FSV Braunfels
- Full name: Fussball Spielverein Braunfels von 1918 e.V.
- Nickname(s): Schlossherren (Lords of the castle)
- Founded: 1918; 107 years ago
- Ground: Stadion Schloßblick
- Capacity: 5,000
- Chairman: Hans-Joachim Eich
- Manager: Harry Preuss
- League: Verbandsliga Hessen-Mitte (VI)
- 2015–16: 10th
| Home colours | Away colours |

= FSV Braunfels =

German football club

FSV Braunfels is a German association football club established in 1918 in Braunfels, Hesse.

==History==
To date the club's greatest successes have been promotions to the Oberliga Hessen (IV) for single season turns in 1999–2000 and 2003–04. After a second-place finish in the Landesliga Hessen-Mitte in 2006 and success in the subsequent promotion rounds, the club again returned to the Oberliga for a season, being imideateley relegated again. It made another return to the Hessenliga in 2012 but was once more relegated after only one year.

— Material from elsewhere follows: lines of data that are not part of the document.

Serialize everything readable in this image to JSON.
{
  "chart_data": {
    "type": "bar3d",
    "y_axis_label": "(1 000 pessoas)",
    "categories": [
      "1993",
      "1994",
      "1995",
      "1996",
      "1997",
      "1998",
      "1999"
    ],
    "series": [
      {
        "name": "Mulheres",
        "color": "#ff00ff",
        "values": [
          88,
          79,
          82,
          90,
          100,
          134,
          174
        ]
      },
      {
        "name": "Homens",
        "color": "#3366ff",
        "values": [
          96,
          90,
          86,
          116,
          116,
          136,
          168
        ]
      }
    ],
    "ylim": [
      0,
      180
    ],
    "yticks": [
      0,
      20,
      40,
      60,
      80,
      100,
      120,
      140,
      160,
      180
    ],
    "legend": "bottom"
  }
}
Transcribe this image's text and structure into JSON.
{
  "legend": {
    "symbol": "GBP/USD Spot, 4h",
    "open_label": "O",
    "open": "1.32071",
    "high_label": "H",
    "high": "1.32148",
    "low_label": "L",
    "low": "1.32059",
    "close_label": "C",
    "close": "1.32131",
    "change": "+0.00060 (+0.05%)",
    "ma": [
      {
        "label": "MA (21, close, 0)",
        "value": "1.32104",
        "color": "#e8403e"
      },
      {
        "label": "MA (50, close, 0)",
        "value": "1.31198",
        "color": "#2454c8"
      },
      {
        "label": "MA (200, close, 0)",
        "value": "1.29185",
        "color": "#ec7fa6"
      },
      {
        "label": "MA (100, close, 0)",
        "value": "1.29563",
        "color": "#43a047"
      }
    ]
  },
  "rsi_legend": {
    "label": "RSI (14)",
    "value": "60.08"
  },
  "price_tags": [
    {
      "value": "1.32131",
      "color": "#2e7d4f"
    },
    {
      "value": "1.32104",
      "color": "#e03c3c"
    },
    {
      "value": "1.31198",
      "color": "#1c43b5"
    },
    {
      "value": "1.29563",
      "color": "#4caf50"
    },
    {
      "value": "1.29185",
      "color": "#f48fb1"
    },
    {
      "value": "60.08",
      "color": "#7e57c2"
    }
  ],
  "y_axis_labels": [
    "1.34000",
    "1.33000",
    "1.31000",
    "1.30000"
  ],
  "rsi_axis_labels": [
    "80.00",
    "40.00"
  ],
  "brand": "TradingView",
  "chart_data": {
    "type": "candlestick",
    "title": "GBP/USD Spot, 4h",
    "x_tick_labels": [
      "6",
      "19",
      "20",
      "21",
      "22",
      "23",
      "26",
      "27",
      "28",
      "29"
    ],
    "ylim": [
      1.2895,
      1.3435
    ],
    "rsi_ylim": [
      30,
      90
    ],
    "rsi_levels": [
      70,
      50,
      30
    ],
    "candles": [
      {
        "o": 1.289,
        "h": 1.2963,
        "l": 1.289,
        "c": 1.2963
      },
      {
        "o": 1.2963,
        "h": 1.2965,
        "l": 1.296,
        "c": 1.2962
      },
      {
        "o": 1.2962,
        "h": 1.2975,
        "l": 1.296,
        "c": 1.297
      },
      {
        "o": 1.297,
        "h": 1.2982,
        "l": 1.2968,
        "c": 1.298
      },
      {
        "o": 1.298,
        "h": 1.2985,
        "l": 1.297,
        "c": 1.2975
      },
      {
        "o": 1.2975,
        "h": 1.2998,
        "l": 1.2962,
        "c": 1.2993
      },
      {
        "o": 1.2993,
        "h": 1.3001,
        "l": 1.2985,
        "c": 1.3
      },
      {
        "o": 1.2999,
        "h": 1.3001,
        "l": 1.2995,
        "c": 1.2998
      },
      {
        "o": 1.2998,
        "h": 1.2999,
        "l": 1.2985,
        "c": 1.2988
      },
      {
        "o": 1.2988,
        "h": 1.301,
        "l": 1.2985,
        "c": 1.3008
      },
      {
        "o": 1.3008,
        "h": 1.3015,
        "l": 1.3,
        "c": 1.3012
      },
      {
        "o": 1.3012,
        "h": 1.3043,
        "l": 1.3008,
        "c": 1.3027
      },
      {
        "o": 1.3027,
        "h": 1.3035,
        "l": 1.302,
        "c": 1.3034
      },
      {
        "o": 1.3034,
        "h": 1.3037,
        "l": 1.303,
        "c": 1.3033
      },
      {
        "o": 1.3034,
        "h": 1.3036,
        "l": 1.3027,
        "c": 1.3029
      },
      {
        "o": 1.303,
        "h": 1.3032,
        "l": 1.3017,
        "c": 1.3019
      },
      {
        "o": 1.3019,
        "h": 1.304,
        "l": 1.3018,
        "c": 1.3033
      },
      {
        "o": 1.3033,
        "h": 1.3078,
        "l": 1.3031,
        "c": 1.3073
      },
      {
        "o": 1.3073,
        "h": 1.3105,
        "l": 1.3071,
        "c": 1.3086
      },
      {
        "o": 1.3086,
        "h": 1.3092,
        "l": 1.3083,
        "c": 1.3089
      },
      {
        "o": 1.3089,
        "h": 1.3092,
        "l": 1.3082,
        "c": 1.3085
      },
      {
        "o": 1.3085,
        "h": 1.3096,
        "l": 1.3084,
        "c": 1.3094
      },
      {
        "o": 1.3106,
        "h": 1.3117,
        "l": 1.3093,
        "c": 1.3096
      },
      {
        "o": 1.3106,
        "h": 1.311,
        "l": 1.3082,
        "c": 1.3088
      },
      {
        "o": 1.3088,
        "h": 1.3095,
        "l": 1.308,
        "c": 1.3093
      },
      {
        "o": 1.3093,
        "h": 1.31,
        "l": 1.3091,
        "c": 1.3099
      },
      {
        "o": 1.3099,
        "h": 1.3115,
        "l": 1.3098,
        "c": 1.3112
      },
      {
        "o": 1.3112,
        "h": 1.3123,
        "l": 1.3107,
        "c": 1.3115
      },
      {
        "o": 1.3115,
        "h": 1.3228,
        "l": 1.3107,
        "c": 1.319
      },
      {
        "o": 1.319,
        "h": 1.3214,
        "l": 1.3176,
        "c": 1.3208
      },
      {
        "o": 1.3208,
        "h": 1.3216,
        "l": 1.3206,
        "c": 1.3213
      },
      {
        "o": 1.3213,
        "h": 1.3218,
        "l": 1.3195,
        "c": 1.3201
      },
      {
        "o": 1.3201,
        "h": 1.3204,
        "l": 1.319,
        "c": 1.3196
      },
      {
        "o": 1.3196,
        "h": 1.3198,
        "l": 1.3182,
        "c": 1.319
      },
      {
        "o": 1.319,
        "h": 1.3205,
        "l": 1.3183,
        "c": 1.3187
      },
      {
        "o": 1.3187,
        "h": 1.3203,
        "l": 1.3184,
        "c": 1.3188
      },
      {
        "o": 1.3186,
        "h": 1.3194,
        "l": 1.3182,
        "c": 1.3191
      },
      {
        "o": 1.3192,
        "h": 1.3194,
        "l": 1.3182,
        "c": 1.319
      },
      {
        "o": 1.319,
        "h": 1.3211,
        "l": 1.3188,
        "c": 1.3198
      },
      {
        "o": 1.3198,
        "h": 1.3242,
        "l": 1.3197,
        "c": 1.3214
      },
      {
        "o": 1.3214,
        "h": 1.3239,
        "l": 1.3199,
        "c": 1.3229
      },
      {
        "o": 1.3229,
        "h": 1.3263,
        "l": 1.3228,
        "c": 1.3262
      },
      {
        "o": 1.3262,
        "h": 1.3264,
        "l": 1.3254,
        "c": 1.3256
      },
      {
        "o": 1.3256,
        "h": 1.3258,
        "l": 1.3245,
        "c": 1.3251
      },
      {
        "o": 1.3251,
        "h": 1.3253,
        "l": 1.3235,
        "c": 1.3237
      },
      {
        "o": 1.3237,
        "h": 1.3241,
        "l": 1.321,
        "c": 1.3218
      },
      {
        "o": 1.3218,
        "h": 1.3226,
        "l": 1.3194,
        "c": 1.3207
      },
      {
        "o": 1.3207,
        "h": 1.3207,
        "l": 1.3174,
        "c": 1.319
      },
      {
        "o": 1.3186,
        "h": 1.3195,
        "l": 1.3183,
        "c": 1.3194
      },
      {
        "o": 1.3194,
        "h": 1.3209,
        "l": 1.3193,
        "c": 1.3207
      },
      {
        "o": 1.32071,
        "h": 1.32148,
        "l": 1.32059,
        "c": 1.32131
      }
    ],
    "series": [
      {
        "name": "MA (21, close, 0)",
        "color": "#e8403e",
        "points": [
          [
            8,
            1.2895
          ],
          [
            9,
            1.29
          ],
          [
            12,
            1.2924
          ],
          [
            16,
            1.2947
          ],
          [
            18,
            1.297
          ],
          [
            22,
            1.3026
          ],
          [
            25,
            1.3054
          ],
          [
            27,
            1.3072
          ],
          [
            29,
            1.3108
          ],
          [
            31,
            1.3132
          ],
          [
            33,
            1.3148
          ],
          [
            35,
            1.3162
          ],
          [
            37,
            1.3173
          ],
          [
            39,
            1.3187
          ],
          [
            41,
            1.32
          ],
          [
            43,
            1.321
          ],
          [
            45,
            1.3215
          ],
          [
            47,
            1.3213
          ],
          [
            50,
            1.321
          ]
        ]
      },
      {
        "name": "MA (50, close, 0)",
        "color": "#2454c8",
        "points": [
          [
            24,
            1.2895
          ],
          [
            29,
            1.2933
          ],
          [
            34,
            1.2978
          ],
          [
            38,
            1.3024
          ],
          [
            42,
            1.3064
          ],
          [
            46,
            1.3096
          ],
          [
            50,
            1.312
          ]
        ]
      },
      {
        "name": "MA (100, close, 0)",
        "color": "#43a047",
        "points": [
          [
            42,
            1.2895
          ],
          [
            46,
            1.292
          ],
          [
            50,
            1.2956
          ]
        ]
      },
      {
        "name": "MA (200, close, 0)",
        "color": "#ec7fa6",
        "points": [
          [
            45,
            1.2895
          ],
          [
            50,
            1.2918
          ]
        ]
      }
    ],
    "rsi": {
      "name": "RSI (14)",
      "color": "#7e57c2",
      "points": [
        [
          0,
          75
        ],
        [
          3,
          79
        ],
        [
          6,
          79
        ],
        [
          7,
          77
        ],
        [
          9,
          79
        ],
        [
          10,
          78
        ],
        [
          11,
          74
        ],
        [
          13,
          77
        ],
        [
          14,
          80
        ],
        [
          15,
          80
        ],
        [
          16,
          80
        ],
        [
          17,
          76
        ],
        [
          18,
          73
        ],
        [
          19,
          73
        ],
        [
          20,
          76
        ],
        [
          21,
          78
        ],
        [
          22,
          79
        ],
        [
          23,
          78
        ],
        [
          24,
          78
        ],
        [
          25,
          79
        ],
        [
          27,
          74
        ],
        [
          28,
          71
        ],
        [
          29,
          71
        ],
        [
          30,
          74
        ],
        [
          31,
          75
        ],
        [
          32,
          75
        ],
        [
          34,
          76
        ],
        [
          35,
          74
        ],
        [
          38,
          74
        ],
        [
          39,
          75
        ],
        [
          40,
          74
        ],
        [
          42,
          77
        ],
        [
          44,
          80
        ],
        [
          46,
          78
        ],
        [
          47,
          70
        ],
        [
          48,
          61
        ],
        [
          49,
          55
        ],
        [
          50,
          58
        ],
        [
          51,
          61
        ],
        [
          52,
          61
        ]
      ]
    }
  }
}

FSV currently has a membership of 600.

==Honours==
The club's honours:
- Landesliga Hessen-Mitte
  - Champions: 2003
  - Runners-up: 1999, 2006
- Verbandsliga Hessen-Mitte
  - Champions: 2012

==Recent seasons==
The recent season-by-season performance of the club:

| Season | Division | Tier | Position |
| 1999–2000 | Oberliga Hessen | IV | 17th ↓ |
| 2000–01 | Landesliga Hessen-Mitte | V | 4th |
| 2001–02 | Landesliga Hessen-Mitte | 4th |
| 2002–03 | Landesliga Hessen-Mitte | 1st ↑ |
| 2003–04 | Oberliga Hessen | IV | 16th ↓ |
| 2004–05 | Landesliga Hessen-Mitte | V | 4th |
| 2005–06 | Landesliga Hessen-Mitte | 2nd ↑ |
| 2006–07 | Oberliga Hessen | IV | 18th ↓ |
| 2007–08 | Landesliga Hessen-Mitte | V | 6th |
| 2008–09 | Verbandsliga Hessen-Mitte | VI | 11th |
| 2009–10 | Verbandsliga Hessen-Mitte | 4th |
| 2010–11 | Verbandsliga Hessen-Mitte | 3rd |
| 2011–12 | Verbandsliga Hessen-Mitte | 1st ↑ |
| 2012–13 | Hessenliga | V | 16th ↓ |
| 2013–14 | Verbandsliga Hessen-Mitte | VI | 7th |
| 2014–15 | Verbandsliga Hessen-Mitte | 10th |
| 2015–16 | Verbandsliga Hessen-Mitte | 10th |
| 2016–17 | Verbandsliga Hessen-Mitte |  |

- With the introduction of the Regionalligas in 1994 and the 3. Liga in 2008 as the new third tier, below the 2. Bundesliga, all leagues below dropped one tier. Also in 2008, a large number of football leagues in Hesse were renamed, with the Oberliga Hessen becoming the Hessenliga, the Landesliga becoming the Verbandsliga, the Bezirksoberliga becoming the Gruppenliga and the Bezirksliga becoming the Kreisoberliga.

| ↑ Promoted | ↓ Relegated |

==Stadium==
Braunfels plays its home matches at the Stadion Schloßblick which has a capacity of 5,000 (~500 seats).